Desde  os tempos remotos, quando os homens conceberam a existência de um comando superior, um deus nas suas mais variadas formas e, psicologicamente, também, premido pela negação da evidente,  inevitável e regular ocorrência da morte - da qual toda a mente sã tem aversão, até por instinto de conservação – este, um componente inato - depois, mais tarde codificado por Freud como sendo parte de um conjunto instintivo chamado ID.  Pois, desde esse tempo, o homem concebeu, junto, a existência da vida eterna, a qual com o avanço dos séculos e mais modernamente, através da ciência, vem se confirmando de forma mais próxima do conhecimento científico regular, na forma de uma outra dimensão.

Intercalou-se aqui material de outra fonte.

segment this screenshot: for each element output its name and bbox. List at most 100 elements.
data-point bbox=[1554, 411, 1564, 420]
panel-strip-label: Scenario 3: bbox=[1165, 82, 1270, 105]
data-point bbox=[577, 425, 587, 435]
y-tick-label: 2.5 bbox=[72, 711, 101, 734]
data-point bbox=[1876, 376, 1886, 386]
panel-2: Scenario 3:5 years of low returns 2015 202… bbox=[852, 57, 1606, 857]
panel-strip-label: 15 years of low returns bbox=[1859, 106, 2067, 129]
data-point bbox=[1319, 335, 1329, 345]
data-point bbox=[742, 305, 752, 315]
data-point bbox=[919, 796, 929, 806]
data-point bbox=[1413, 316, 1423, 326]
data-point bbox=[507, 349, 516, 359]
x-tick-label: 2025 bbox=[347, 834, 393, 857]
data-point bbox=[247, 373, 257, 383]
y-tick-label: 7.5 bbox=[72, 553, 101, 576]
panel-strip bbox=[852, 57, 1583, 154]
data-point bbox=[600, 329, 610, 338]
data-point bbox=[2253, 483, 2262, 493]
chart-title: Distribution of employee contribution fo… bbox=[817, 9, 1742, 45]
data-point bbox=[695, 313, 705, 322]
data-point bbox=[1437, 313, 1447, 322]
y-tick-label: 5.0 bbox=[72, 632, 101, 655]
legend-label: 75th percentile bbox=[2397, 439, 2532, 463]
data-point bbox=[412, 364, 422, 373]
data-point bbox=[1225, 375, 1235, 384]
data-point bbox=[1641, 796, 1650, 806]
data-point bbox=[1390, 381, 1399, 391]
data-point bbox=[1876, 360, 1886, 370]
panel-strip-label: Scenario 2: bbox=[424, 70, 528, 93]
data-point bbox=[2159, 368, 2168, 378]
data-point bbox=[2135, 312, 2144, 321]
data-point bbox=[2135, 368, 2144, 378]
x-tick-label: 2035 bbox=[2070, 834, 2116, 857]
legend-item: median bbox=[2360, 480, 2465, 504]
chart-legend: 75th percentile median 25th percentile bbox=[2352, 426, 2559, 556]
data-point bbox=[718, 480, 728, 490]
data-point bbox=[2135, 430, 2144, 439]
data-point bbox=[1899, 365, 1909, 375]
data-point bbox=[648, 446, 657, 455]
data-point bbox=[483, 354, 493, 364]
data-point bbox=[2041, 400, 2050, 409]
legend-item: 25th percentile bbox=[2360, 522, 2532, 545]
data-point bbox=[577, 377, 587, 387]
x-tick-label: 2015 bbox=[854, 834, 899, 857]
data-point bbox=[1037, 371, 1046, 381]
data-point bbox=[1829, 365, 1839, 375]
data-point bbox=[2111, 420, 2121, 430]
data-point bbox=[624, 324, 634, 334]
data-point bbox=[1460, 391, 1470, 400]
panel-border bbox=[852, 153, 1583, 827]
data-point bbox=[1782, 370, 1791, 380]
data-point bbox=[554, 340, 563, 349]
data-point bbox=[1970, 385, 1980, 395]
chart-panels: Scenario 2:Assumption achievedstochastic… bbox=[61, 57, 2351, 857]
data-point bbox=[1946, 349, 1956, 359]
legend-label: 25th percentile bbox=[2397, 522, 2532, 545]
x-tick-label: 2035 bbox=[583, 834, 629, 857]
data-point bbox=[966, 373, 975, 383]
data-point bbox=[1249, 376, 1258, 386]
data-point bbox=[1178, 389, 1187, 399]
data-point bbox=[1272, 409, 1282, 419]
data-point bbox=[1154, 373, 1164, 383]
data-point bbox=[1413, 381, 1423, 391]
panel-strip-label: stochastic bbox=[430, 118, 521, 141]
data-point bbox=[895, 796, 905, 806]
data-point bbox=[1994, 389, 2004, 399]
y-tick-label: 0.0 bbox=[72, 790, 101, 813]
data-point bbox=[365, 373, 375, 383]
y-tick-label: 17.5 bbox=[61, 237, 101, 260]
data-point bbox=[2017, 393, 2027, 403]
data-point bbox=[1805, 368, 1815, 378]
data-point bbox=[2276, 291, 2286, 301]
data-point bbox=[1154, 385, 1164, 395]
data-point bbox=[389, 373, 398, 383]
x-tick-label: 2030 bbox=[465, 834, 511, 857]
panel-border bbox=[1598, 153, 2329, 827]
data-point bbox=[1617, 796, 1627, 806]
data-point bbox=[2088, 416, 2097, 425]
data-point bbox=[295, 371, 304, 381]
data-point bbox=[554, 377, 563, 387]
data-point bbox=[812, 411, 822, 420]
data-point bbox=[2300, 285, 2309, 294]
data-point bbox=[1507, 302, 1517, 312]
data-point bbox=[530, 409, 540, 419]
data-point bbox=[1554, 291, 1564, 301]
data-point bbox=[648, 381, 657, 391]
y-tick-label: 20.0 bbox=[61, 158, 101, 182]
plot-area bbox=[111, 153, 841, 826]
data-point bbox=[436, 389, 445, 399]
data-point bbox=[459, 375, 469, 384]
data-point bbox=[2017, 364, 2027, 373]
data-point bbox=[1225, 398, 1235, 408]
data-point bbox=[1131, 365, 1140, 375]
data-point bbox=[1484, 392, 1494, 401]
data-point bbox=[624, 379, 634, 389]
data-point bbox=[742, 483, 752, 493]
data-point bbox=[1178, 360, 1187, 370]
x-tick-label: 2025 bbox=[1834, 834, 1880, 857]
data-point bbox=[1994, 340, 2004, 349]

Mas, principalmente, desde os tempos que se seguiram,  em que foram surgindo as religiões, em seus mais variados formatos e credos, às quais, baseados e orientados pelo deus que concebiam, deram um código ético  para si  e  seus pares, seus  seguidores, num ecletismo sustentado, ensinados quase sempre por quem se julgava superior em seus conhecimentos da existência divina, como os seus profetas ou seus ministros, e das quais muitos se tornavam donos e arautos e que conduziam massas, usando para tal, muitas vezes, de condutas que o concebido e próprio deus não aprovaria...
A par dessa multiplicidade de concepções e comportamentos, essas formas, muitas vezes escravizantes, difundiram-se e consolidaram-se, nos quatro recantos do mundo e na mais profunda intimidade de cada ser, seguindo variantes sobre o mesmo tema, ou seja, a necessidade de crer- ou de ter que crer - em algo que lhe orientasse em uma direção correta, segundo a moral e cultura do local, ou nem sempre,  e que fosse sustentado  pelas evidências, pelo conhecimento e pela fé, espontânea ou de manifestação compulsória.
Entretanto, sempre existiram e existem aquelas pessoas, mais numerosas que possamos imaginar, as quais, por muitas circunstâncias, inclusive por opção pessoal, nunca entraram em uma igreja, professaram uma fé religiosa ou juntaram-se a  qualquer turba sectária, ainda que sem as desdenhar.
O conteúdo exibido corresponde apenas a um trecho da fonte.